The club has 5ac of land to camp on .With water power and a bath house. It is one mile from the land we hunt on . This site has hook ups for camper's too. The land is 407 ac of clear cut and select cut . The price is 520.00 for the year. You can call me at home from 5pm till 9:30 pm Mon -Fri ask for Allen the # is 770-943-7758.


----------



## deerhunter3670 (Feb 23, 2007)

*land*

All PM have reply to.THANK YOU.


----------



## wrfdhuntin (Feb 24, 2007)

*????*

Sorry I lost your PM. What did you say was the total number of members? what are club rules?  and where is located off of 80 at? Thanks.


----------



## deerhunter3670 (Feb 24, 2007)

*JUST NEED 3 NOW*

We need 3 now. Was on land to day Mr Neeese is the news member for 07-08 hunting season.
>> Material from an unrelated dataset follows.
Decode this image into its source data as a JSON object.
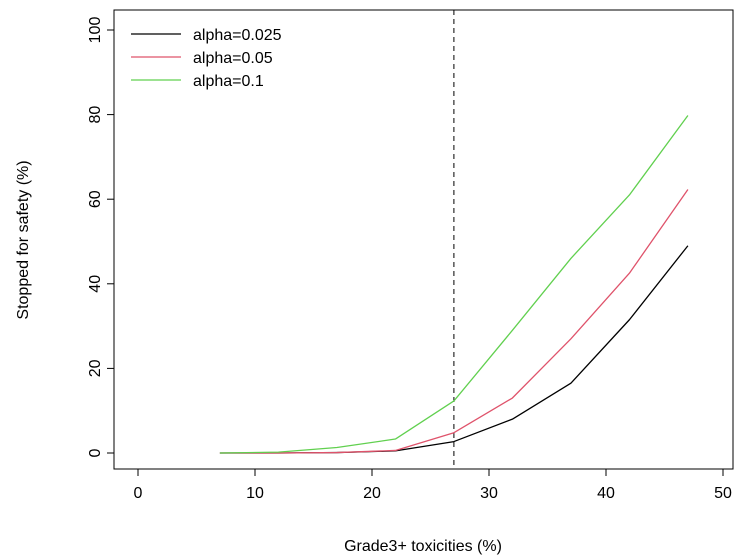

WELCOM.


----------



## WishboneW (Mar 1, 2007)

I will be down this Saturday as will our newest member if any one wants to look around.

Camp is on private land owned by a member, lease is Meade paper co.

My part of the electric bill was $45 for the entire season.


----------



## deerhunter3670 (Mar 5, 2007)

*ttt*

just need 3 more


----------



## tmelrod (Mar 5, 2007)

pm sent


----------



## tmelrod (Mar 5, 2007)

could you tell me some club rules please. looking for me and my 14 year old son. thanks, terry.


----------



## deerhunter3670 (Mar 5, 2007)

*pm*

all pm's  reply to.


----------



## deerhunter3670 (Mar 13, 2007)

*TTT*

all pm are reply to. have a good day.


----------



## deerhunter3670 (Mar 22, 2007)

*ttt*

need 4 will be on land this weekend.


----------



## Blackwolf (Mar 22, 2007)

*Looking for Club*

It's four of us that are looking for a club is it possible to come down and look at the club.


----------



## deerhunter3670 (Mar 30, 2007)

*need 1*

This pass weekend we got 3 new hunters. So we have one place too go.


----------